Question

from 1 to 9
1/(x-9)^1/3
Determine whether the integral is convergent or divergent.

Answer 1

Is it divergent? Because when x is 9 it isn't a real number. Right?..

Answer 2

have u integrated the function?

Answer 3

\[\large \int\limits_{}^{}\frac{ 1 }{ \sqrt[3]{x-9} }=\frac{ 3 }{ 2 }*(x-9)^{2/3}\]
now put the limits

Answer 4

I think so, I got 3(x-9)^(3/2)/2

Answer 5

http://www.wolframalpha.com/input/?i=integrate+1%2F%28x-9%29%5E%281%2F3%29+from+x%3D1+to+x%3D9

Answer 6

it converges at 6??

Answer 7

I need a value it converges to

Answer 8

I used u = x - 9.. it is improper at u = 0, so I plugged values back in for 'u' to find the new bounds.
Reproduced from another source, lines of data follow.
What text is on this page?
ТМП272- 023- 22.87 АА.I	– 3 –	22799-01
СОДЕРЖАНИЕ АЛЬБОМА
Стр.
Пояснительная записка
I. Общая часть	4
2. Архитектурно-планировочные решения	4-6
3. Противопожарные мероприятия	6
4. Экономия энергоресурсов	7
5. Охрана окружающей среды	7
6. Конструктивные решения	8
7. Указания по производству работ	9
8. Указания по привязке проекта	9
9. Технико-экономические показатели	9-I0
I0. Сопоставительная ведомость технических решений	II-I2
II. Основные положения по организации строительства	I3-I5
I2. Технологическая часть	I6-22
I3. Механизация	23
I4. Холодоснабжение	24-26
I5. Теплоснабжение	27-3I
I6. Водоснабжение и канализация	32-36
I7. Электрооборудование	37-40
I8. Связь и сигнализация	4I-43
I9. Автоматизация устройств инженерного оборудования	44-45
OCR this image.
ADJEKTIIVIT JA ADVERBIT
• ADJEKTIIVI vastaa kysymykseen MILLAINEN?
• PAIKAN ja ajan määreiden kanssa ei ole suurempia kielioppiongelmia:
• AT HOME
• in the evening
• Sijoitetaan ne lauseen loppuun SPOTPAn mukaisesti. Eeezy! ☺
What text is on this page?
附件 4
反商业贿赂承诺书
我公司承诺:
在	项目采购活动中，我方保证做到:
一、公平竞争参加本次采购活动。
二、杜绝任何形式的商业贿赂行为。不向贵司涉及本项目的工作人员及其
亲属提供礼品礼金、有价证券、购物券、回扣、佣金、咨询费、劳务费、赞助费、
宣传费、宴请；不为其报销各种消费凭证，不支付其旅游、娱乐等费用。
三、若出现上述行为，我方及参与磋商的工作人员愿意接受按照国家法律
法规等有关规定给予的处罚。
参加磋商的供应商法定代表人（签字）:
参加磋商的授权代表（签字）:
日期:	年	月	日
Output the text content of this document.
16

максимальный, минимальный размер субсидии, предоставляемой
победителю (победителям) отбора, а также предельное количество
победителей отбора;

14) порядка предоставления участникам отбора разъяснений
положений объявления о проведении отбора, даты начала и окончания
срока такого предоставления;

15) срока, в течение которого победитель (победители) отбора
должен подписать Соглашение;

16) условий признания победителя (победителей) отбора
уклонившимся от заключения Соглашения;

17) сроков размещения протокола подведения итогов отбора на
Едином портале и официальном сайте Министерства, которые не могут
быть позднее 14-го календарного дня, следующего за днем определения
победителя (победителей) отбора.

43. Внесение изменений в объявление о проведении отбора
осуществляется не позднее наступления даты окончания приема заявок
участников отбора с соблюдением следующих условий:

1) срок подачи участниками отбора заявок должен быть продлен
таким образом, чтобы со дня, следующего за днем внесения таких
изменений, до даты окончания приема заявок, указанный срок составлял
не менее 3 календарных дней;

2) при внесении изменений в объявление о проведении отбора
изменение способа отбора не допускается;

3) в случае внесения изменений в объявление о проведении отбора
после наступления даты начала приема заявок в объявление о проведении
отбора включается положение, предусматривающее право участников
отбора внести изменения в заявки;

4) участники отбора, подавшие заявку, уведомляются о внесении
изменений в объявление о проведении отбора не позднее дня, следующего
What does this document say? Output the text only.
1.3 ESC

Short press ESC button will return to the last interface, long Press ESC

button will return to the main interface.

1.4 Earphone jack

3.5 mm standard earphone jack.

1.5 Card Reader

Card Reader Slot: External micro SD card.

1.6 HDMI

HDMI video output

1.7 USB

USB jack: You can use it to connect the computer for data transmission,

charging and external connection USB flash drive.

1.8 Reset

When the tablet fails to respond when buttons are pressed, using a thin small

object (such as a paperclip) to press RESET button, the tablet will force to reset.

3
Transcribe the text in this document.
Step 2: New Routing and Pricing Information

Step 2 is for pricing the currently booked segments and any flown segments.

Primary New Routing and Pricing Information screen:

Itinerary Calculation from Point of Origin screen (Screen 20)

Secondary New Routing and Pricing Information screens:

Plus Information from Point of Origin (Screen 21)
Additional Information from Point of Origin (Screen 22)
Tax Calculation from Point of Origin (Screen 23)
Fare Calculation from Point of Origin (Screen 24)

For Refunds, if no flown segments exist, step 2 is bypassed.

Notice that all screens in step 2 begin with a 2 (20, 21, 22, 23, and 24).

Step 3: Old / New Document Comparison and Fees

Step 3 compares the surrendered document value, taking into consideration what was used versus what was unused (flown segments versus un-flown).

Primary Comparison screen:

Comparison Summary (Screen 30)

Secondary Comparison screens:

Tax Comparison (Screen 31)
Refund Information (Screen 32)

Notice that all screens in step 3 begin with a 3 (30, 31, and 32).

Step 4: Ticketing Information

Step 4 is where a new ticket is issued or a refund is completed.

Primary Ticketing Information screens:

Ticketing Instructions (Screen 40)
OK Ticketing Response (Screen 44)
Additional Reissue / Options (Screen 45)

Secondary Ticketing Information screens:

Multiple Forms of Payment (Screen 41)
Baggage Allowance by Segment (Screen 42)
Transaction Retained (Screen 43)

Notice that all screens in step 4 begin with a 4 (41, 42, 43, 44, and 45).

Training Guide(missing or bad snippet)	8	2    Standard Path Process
For 9 u is 0... for 1 u is -8. Is this right? Please help

Answer 9

if the integral have a finite value between the limits then it will converge

Answer 10

So is this right? integrate from -8 to 0. I am so confused.

Answer 11

medal for whoever helps me solve this D:

Answer 12

yes limits will be -8 to 0

Answer 13

okay. I got 9.917234

Answer 14

is this what you got too?

Answer 15

I just want to learn how to solve this so I don't spend so much time do it wrong

Answer 16

so it produces a finite value then it should converge

Answer 17

yes, but I need the exact value. Is this right?

Answer 18

my question is, what IS the value it converges at

Answer 19

\[\int_1^9\frac{dx}{(x-9)^{1/3}}\]
Substitute \(u=x-9\), so \(du=dx\) and you have
\[\int_{-8}^0\frac{du}{u^{1/3}}\]
The integral is improper, so treat as a limit:
\[\lim_{c\to0^+}\int_{-8}^c\frac{du}{u^{1/3}}\]
Power rule:
\[\lim_{c\to0^+}\left[\frac{3u^{2/3}}{2}\right]_{-8}^c\]
Fundamental theorem:
\[\frac{3}{2}\lim_{c\to0^+}\left[c^{2/3}-(-8)^{2/3}\right]=\frac{3}{2}\left[0-(-8)^{2/3}\right]=\frac{3}{2}(-4)=-6\]

Answer 20

Should be POSITIVE 6, right? Double negatives. Just making sure.